Die Krise der Hausarztmedizin
Der Hausarzt nimmt eine zentrale Rolle im Gesundheitswesen ein. Er ist nicht nur die erste Anlaufstelle für gesundheitliche Beschwerden, sondern auch Koordinator und Lotse im komplexen medizinischen System. Doch trotz dieser zentralen Funktion steht die Hausarztmedizin vor einer tiefen Krise. Nachwuchsmangel und steigender wirtschaftlicher Druck bedrohen die Zukunft einer umfassenden und individuellen Patientenbetreuung.
Die Strategien von Hausärzten unterscheiden sich grundlegend von denen der Spezialisten. Während Letztere eine exakte Diagnose anstreben, besteht die Aufgabe des Hausarztes oft darin, gefährliche Verläufe auszuschliessen. Gerade im breiten Spektrum medizinischer Fragestellungen der Patienten liegt die besondere Herausforderung: Von harmlosen Infekten bis zu lebensbedrohlichen Erkrankungen begegnet dem Hausarzt alles. Diese Vielfalt macht seinen Beruf anspruchsvoll, aber auch unverzichtbar.
Die Allgemeinpraxis spiegelt die gesellschaftliche Realität wider. Besonders bei polymorbiden Patienten – Menschen mit mehreren Erkrankungen – ist der Hausarzt oft die einzige Konstante im Gesundheitssystem. Durch eine langjährige Arzt-Patienten-Beziehung entsteht Vertrauen, das nicht nur für Diagnosen und Therapien, sondern auch für Gespräche über existenzielle Fragen wie Leben und Sterben entscheidend ist. Die Stärkung dieser Rolle könnte viele unnötige Untersuchungen und Kosten einsparen.
Doch die Hausarztmedizin steht unter Druck. Immer mehr Praxen werden von Investoren aufgekauft, die nicht mehr medizinische, sondern ökonomische Interessen verfolgen.
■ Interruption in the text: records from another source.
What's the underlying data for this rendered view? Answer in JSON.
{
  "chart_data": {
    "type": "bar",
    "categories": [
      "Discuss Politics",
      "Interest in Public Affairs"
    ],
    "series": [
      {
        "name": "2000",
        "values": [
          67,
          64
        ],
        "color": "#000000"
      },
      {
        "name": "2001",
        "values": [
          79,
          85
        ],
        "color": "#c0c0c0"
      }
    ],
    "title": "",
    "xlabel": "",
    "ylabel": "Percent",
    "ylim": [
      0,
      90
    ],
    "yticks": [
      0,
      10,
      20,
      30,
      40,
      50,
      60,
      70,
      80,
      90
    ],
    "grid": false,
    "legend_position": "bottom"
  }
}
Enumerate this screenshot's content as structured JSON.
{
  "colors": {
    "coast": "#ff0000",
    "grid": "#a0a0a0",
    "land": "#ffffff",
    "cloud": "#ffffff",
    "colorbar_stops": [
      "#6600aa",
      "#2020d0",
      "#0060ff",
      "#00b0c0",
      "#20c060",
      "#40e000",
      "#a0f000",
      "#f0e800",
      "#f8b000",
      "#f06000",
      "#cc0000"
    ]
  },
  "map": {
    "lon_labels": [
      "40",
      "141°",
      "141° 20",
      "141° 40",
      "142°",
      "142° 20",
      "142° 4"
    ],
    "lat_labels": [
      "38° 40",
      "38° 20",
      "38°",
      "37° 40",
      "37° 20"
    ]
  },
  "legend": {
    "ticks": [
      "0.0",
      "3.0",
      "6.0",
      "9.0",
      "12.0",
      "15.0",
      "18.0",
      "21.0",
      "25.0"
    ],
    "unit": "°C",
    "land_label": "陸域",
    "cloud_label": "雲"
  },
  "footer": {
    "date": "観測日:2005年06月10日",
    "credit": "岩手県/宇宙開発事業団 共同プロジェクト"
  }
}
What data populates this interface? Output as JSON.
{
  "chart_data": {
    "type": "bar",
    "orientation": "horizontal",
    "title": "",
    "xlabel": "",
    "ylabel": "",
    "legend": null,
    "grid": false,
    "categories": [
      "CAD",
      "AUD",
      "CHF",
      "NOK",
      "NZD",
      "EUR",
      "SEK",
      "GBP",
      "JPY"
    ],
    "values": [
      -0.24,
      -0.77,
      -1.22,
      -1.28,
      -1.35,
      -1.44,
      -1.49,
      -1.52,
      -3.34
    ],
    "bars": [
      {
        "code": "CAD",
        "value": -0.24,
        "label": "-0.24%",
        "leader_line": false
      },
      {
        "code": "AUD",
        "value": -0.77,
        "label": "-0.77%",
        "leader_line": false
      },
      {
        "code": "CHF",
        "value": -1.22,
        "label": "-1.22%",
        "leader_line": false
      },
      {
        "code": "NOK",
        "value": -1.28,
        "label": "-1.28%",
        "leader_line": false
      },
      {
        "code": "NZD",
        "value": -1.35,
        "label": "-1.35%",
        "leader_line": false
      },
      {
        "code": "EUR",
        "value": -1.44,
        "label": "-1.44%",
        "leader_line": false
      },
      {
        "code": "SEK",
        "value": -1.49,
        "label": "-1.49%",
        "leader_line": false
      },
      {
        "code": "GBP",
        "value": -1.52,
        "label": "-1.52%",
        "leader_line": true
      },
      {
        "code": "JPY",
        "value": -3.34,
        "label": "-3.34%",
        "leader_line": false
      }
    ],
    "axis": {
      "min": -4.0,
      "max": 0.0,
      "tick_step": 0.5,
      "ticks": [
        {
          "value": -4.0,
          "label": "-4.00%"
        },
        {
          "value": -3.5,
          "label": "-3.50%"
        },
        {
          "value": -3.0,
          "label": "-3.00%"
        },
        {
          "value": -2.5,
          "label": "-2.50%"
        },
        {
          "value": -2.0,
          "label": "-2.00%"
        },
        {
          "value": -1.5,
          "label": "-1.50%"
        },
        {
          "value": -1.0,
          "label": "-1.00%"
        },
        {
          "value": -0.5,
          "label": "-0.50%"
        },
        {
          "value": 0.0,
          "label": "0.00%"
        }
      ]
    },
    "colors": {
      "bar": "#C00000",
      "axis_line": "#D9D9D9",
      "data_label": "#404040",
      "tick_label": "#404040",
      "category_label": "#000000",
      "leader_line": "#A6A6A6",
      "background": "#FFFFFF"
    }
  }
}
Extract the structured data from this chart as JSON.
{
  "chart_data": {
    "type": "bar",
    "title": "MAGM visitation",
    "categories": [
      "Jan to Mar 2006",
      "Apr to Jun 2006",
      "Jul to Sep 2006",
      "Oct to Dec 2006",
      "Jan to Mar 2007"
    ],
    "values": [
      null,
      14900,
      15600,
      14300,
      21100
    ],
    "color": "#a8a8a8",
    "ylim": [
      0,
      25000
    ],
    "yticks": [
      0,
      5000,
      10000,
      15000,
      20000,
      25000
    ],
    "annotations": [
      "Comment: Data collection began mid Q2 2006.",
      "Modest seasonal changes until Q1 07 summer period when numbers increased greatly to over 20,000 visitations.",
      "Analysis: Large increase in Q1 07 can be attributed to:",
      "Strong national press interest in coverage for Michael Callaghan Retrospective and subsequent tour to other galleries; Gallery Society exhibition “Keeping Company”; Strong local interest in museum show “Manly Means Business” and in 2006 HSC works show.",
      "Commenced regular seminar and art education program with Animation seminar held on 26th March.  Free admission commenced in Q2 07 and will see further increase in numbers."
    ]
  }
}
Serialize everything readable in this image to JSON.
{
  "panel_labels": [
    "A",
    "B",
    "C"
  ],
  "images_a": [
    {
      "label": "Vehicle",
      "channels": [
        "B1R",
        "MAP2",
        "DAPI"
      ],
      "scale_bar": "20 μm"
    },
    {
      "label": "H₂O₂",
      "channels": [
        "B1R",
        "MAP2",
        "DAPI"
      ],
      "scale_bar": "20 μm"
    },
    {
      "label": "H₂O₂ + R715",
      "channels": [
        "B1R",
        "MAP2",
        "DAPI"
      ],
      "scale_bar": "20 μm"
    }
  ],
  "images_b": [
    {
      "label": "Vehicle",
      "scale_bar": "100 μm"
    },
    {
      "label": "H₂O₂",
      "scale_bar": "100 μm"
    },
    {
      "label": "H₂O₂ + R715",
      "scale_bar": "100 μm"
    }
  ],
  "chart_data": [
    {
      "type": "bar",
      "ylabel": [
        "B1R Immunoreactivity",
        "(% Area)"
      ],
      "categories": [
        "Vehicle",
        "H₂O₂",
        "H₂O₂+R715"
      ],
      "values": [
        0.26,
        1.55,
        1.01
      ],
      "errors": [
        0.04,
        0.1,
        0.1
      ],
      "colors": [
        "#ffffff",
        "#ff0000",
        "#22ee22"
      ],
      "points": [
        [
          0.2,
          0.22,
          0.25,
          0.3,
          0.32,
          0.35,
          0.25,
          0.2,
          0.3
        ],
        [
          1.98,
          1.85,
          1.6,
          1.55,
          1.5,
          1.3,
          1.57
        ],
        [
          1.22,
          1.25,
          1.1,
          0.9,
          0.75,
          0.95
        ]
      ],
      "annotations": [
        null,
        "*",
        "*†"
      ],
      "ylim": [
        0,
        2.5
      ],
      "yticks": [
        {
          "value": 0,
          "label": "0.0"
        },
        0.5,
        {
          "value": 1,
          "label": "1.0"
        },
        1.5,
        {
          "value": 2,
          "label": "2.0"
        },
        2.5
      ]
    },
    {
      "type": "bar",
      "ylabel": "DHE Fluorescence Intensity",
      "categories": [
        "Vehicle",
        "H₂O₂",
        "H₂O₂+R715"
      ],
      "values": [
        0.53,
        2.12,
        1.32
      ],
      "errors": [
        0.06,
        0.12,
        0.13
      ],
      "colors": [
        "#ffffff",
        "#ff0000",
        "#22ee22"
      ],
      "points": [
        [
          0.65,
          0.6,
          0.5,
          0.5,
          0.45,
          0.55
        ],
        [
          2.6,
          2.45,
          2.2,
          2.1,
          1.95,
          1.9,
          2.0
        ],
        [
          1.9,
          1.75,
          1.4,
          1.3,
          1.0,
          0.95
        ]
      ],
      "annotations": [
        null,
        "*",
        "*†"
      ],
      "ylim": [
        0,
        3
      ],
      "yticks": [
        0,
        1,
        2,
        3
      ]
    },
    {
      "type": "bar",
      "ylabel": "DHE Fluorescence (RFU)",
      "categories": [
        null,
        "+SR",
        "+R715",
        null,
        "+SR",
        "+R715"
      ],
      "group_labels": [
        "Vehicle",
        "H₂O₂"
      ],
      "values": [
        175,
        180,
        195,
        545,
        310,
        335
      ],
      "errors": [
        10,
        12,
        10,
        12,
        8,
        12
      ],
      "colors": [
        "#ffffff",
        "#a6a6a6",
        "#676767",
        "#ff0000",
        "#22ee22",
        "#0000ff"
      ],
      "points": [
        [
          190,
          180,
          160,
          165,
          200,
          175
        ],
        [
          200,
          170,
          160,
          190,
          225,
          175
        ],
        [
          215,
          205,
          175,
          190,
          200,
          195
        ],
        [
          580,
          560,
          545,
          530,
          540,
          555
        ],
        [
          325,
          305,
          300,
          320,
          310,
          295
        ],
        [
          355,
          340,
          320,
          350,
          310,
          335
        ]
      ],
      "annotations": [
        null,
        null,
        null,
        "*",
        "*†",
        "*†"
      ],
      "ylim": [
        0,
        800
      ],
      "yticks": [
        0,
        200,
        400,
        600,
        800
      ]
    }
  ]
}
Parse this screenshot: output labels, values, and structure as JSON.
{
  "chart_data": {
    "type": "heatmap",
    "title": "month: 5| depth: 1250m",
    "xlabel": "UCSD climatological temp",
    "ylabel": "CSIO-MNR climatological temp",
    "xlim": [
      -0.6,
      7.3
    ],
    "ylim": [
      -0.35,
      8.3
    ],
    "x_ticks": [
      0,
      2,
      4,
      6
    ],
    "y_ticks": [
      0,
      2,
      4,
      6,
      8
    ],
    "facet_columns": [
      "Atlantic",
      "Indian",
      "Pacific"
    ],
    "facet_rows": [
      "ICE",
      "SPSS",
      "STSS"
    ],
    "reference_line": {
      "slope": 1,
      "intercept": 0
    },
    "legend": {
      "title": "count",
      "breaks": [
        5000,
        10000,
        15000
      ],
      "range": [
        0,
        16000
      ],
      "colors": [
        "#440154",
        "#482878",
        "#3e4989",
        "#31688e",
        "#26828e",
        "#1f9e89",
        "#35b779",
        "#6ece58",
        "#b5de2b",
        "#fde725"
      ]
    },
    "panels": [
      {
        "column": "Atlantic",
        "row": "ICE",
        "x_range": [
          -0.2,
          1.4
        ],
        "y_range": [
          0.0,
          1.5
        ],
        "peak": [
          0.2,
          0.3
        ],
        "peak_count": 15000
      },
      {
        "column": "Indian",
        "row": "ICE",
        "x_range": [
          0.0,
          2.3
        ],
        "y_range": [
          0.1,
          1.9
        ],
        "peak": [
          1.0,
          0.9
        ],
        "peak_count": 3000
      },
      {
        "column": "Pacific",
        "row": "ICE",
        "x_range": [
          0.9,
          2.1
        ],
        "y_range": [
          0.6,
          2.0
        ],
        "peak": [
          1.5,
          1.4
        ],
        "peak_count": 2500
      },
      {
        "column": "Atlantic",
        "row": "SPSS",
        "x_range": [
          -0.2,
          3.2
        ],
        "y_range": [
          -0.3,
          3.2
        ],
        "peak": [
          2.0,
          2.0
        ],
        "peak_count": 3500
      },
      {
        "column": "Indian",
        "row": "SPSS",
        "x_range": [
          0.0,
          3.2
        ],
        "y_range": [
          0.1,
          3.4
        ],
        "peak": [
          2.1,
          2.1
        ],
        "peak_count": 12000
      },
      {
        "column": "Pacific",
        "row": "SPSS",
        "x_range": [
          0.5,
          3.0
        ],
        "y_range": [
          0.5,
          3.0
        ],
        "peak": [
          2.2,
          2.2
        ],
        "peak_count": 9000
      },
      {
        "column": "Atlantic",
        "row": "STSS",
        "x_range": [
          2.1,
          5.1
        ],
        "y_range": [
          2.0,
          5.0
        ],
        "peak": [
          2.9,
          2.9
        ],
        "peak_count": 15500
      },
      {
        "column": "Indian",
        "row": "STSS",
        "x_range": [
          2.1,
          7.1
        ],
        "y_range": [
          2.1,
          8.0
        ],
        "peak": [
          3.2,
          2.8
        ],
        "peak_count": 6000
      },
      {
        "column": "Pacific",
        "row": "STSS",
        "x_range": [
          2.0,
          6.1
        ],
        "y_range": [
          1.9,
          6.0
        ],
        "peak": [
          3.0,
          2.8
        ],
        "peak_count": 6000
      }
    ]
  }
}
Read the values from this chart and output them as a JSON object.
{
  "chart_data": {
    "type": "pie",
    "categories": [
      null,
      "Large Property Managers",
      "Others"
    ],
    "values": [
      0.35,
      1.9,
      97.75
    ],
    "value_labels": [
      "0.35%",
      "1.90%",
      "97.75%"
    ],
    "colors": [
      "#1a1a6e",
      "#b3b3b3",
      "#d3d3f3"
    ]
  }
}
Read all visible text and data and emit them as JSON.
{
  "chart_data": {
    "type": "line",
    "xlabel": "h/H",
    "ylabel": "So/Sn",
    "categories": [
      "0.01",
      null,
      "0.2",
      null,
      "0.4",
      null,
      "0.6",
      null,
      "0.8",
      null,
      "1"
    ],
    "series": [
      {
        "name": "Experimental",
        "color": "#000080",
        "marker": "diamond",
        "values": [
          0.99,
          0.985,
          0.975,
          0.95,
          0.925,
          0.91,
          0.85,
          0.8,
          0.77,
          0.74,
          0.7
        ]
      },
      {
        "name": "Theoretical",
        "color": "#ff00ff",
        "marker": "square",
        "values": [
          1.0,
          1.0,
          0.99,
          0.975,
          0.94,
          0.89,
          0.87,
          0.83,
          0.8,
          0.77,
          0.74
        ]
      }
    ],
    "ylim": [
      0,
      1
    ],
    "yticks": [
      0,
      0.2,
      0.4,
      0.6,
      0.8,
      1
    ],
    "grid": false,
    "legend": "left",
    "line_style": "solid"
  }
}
Die Patientenversorgung wird durch Effizienzsteigerung und Gewinnmaximierung geprägt. Die Individualität der Betreuung leidet, und die Beziehung zwischen Arzt und Patient wird zunehmend unpersönlicher. Eine mögliche Gegenbewegung ist die Bildung von Hausarztnetzwerken wie beispielsweise das Netzwerk Hawanet in Winterthur, dem sich viele Praxen im Zürcher Unterland angeschlossen haben. Hawanet handelt mit den Versicherungen bessere Konditionen für die Hausärzte aus und hilft so die wirtschaftliche Unabhängigkeit zu bewahren. Solche Modelle sichern die Existenz der freiberuflichen Hausarztpraxen und bieten jungen Ärzten Anreize, in der Allgemeinmedizin zu arbeiten.
Der Hausarzt ist weit mehr als ein einfacher medizinischer Dienstleister. Er ist Berater, Begleiter und oft auch Vertrauter seiner Patienten. Würde sein Einfluss weiter schwinden, würde dies nicht nur das Gesundheitswesen ineffizienter machen, sondern auch die Versorgungsqualität der Patienten verschlechtern.
Die Politik muss erkennen, dass die Krise der Hausarztmedizin eine Krise des gesamten Gesundheitssystems ist. Lösungen sind gefragt, um diesen zentralen Pfeiler der medizinischen Versorgung zu stabilisieren – bevor es zu spät ist.
Dr. med. Giovanni Fantacci, Facharzt für Allgemeine Innere Medizin mit Hausarztpraxis in Niederhasli.